Hugo, neslin sefil olmasını çocuklara verilemeyen emanetlere bağlar.
Güzel ahlak, bu ihanet edilmiş emanetlerin en değerlisi olsa gerek. Ancak günümüzde ahlaki değerler ve bu değerlere sahip insanlar sadece edebiyata, siyasete bir malzeme ya da geçmişten günümüze gelen hoş bir seda sanki...

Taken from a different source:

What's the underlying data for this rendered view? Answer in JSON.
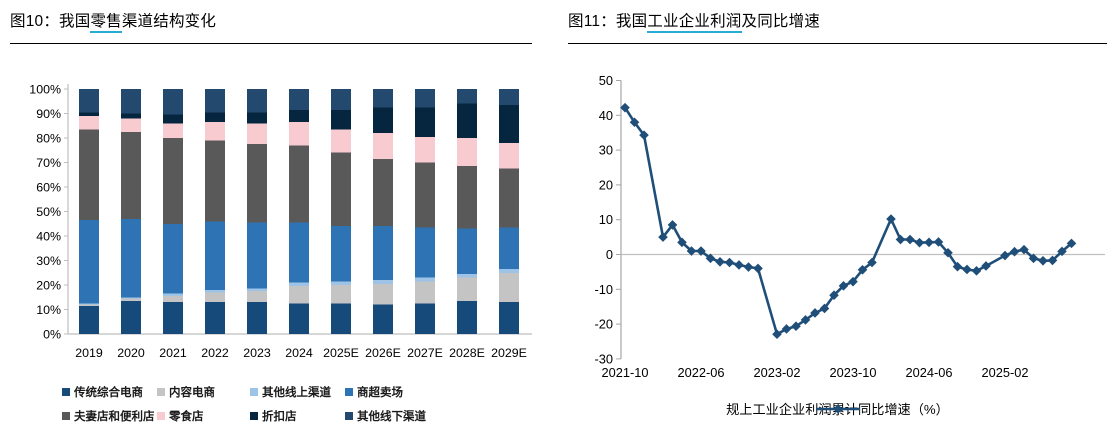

Terbiye ne zamandan beri tercih meselesi, ne zamandan beri böylesine alkışlanan "Gördünüz mü, adam ne kadar dürüst, helal olsun!" söylemleriyle taktir görmeye başladı? Ya hu ben zaten dürüst olmak zorunda değil miyim? Zaten yardımsever, hoşgörülü, mütevazı, sabırlı, saygılı olmak zorunda değil miyim? Ahlakımdan da diğer dini vecibelerim kadar sorumlu değil miyim?
İşte en büyük sorunlarımızdan biri, eğitimin temelini oluşturan aile ortamında verilemeyenleri sonradan vermeye çalışmak. Bir sorunu çözmek için sorunun sebebini yok etmek gerekir der M.L. King. Hani fabrika ayarlarına dönmekten bahsederler ya, işte yıllar önce Efendimiz sorunun nedenini ve nasıl çözülmesi gerektiğinin reçetesini vermiş. Fakat biz Qasem'in de dediği gibi materyalist hırslarımızla çocuklarımızı hipodrumda koşturmayı yeğliyor, kendi ellerimizle neslimizi yozlaştırıyoruz.
Bu arada ayet ve hadis çalışmalarını başlattığınız için çok ederim. Harika bir başlık olmuş. Samimi bir sohbet havasında düşüncelerimizi paylaşalım isterim. : )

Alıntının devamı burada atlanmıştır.